I’ve also been to Whatcom Pass and Tapto Lakes. I, too, have stood alone overlooking the Little Beaver Valley while the gibbous moon rose over Wiley Ridge and the colors of the Challenger Glacier faded from vermilion to violet to pink, then darkness. And I, too, think of sunsets, the “elemental half-light”, as Laura and Guy Waterman wrote in Wilderness Ethics. Indeed, as Matt felt that pivotal evening, the pageantry of sunrises and sunsets in wild places has been well celebrated by nature writers over the centuries. “The loneliness,” the Watermans write of it. I feel Matt would understand, regard even, the words of Thomas Mann: Hold every moment sacred. Give each clarity and meaning, each the weight of thine awareness, each its true and due fulfillment.
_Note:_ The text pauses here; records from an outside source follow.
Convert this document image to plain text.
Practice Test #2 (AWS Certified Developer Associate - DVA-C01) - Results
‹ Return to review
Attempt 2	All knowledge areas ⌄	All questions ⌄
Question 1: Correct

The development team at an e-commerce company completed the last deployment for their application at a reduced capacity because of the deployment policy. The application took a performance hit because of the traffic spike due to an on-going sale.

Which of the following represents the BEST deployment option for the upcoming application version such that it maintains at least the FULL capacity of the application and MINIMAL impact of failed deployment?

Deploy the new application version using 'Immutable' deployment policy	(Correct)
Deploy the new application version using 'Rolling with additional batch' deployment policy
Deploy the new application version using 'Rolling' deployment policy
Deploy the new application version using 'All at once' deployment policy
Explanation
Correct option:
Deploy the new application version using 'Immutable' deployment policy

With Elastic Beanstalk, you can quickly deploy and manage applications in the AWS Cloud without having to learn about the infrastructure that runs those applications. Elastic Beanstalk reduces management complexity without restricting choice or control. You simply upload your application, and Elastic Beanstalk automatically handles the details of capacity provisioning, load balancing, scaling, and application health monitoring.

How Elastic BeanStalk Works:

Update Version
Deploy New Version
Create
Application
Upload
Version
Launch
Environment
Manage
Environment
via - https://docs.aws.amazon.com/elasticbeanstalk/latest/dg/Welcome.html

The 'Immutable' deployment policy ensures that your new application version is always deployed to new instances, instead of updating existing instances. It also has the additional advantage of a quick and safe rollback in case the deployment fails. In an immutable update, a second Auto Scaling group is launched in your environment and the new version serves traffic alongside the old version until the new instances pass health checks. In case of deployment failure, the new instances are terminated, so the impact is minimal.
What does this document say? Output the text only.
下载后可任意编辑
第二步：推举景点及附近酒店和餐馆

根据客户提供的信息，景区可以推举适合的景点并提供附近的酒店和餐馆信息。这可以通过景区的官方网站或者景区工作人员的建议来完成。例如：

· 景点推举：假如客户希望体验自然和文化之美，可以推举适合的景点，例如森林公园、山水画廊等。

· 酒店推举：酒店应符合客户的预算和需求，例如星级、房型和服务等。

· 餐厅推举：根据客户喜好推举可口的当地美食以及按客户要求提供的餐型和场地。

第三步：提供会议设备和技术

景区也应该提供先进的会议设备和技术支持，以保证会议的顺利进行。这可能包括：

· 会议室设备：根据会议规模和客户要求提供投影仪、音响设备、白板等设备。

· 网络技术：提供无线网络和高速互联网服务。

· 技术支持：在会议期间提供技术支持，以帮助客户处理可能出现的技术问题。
Ever since that moment overlooking the wild, wild Little Beaver and the scene of cascading creeks and glaciers and the setting sun, Matt and his wife Barb have done their best to go to the North Cascades at least once a year. Trips up the Big Beaver, bushwhacking into Luna Cirque. Up the east side out of Hart’s Pass, into the Fisher Creek basin. Up in and around Cascade Pass and the big mountains found there, down even towards Dome Peak. They have two boys now, Nick (seven) and Alex (four). They’re thinking of taking them up Thunder Creek, or maybe Cutthroat Pass. “Starting them young,” as Matt put it. Proper.
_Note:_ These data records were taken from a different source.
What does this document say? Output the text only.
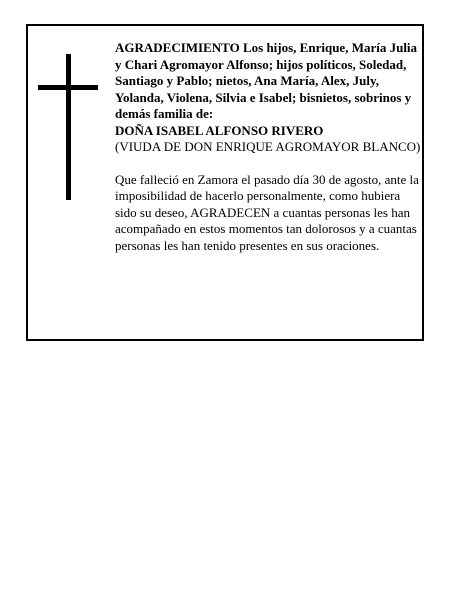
AGRADECIMIENTO Los hijos, Enrique, María Julia y Chari Agromayor Alfonso; hijos políticos, Soledad, Santiago y Pablo; nietos, Ana María, Alex, July, Yolanda, Violena, Silvia e Isabel; bisnietos, sobrinos y demás familia de:

DOÑA ISABEL ALFONSO RIVERO

(VIUDA DE DON ENRIQUE AGROMAYOR BLANCO)

Que falleció en Zamora el pasado día 30 de agosto, ante la imposibilidad de hacerlo personalmente, como hubiera sido su deseo, AGRADECEN a cuantas personas les han acompañado en estos momentos tan dolorosos y a cuantas personas les han tenido presentes en sus oraciones.
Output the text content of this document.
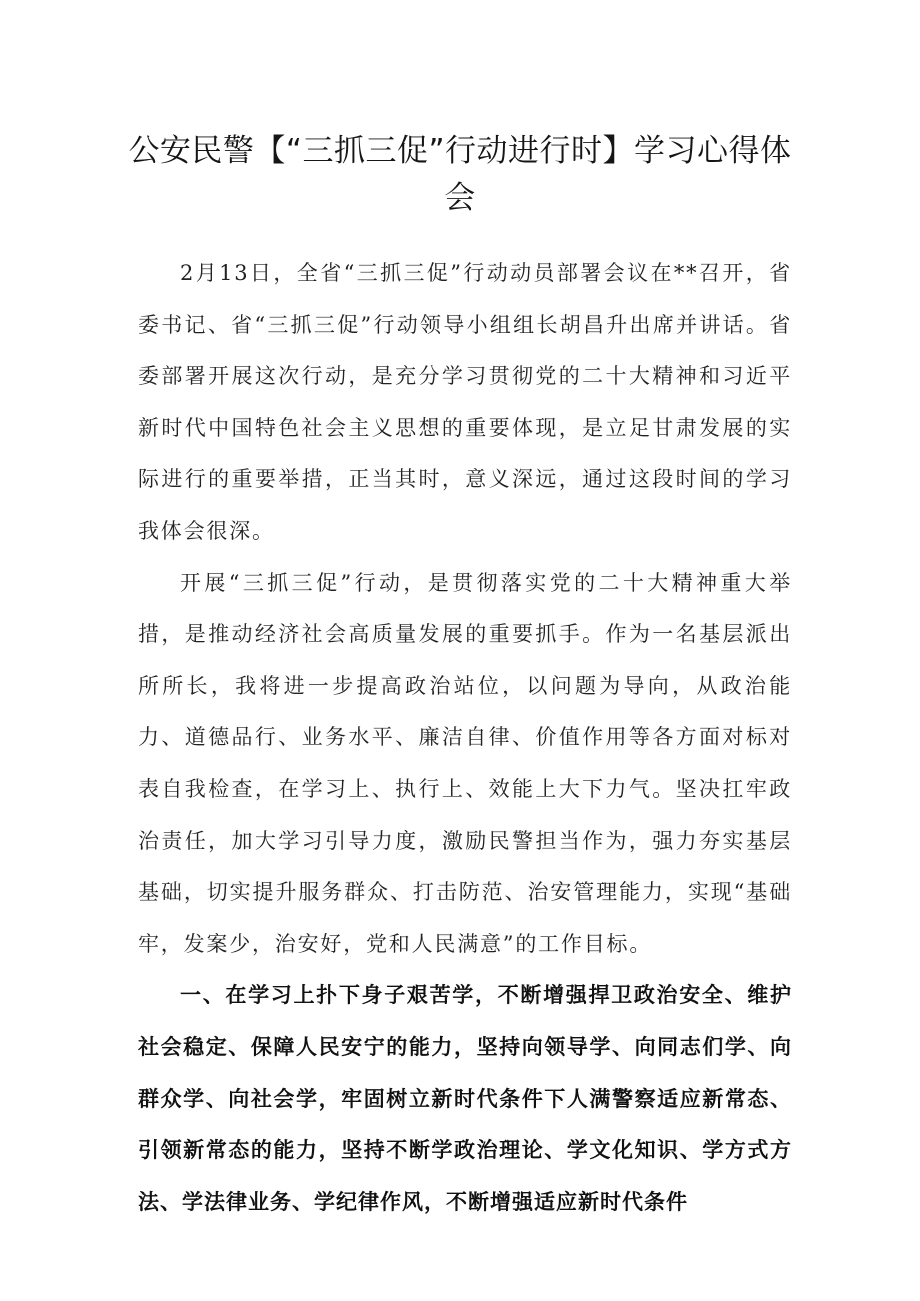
公安民警【“三抓三促”行动进行时】学习心得体会

2月13日，全省“三抓三促”行动动员部署会议在**召开，省委书记、省“三抓三促”行动领导小组组长胡昌升出席并讲话。省委部署开展这次行动，是充分学习贯彻党的二十大精神和习近平新时代中国特色社会主义思想的重要体现，是立足甘肃发展的实际进行的重要举措，正当其时，意义深远，通过这段时间的学习我体会很深。

开展“三抓三促”行动，是贯彻落实党的二十大精神重大举措，是推动经济社会高质量发展的重要抓手。作为一名基层派出所所长，我将进一步提高政治站位，以问题为导向，从政治能力、道德品行、业务水平、廉洁自律、价值作用等各方面对标对表自我检查，在学习上、执行上、效能上大下力气。坚决扛牢政治责任，加大学习引导力度，激励民警担当作为，强力夯实基层基础，切实提升服务群众、打击防范、治安管理能力，实现“基础牢，发案少，治安好，党和人民满意”的工作目标。

一、在学习上扑下身子艰苦学，不断增强捍卫政治安全、维护社会稳定、保障人民安宁的能力，坚持向领导学、向同志们学、向群众学、向社会学，牢固树立新时代条件下人满警察适应新常态、引领新常态的能力，坚持不断学政治理论、学文化知识、学方式方法、学法律业务、学纪律作风，不断增强适应新时代条件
Our conversation slowly shifted from unequivocal trip reports and memories to more esoteric, romantic ideas. Of humanity, and wildness. He started by offering the notion of how, in describing the North Cascades, “it didn’t take long to feel really far away from absolutely everything.” And of how then, “in some instances, it’s like walking—not walking away from civilization, but walking backwards in geologic time.” Being in places that are still very wild. Places that, as he says, “remind us that we are not that advanced…not really that far away from the complete wilds that are still around us.” Connecting with that is a good thing—“a soul-worthy endeavor in a big way,” as Matt put it.

I was blown away.

So I asked him about wilderness, what it meant, how it translated in his mind. Our thoughts were echoes of each other, about reconnecting to the wild within, rediscovering a distilled sense devoid of all the clutter and chaos and all of the mechanisms we build up for this modern life we live. As he explained, he spoke more softly and more slowly. “Wilderness is a place to understand yourself as a human devoid of all those things. It’s also a place”—he paused longer this time, grasping at the thought—“a place that’s devoid of us.” The catch is, we humans indeed must want it, must as a species consciously choose wild places over developed ones, must recognize not everything of value has worth. “Part of the beauty of having places that exist on their own terms is still wildly important. It reminds us that we’re not masters of the universe, it reminds me who I am aside from any of those other things, whether that be just sitting somewhere looking out into amazing nothingness, having the time to do that,” and here he lowered his voice even further, almost to a whisper, “the silence to do that.” Again, a pause. “To remember that the keen sense of human observation is really sharp there, and we lose a lot of that when we’re not in the wilderness. Just a day worth of that is fuel for years of living outside of that.”

It’s a predicament: that we cherish solitude in wild places, but need fellow humans to support and protect them. “On one hand, I love the fact almost nobody knows about the North Cascades,” Matt confessed. “But on the other hand, people need to know about it. They need to go there, and it needs to have an element of human connection, because wilderness and humans are intimately connected no matter how you want to slice it.” He was right, of course. This was the quagmire of wild places, the issue that had seemingly no easy answers, even as our perception—and the very definition—of wilderness begins to evolve.

“I would like to think,” he offered, what seemed on the surface to be a step toward a solution, as the morning quiet gave way to the bustle of the lunch hour, “that the North Cascades can exist on the merits of just being wild, spectacular, and amazing and unknown, and that is good enough reason for them to be there and that will never change.”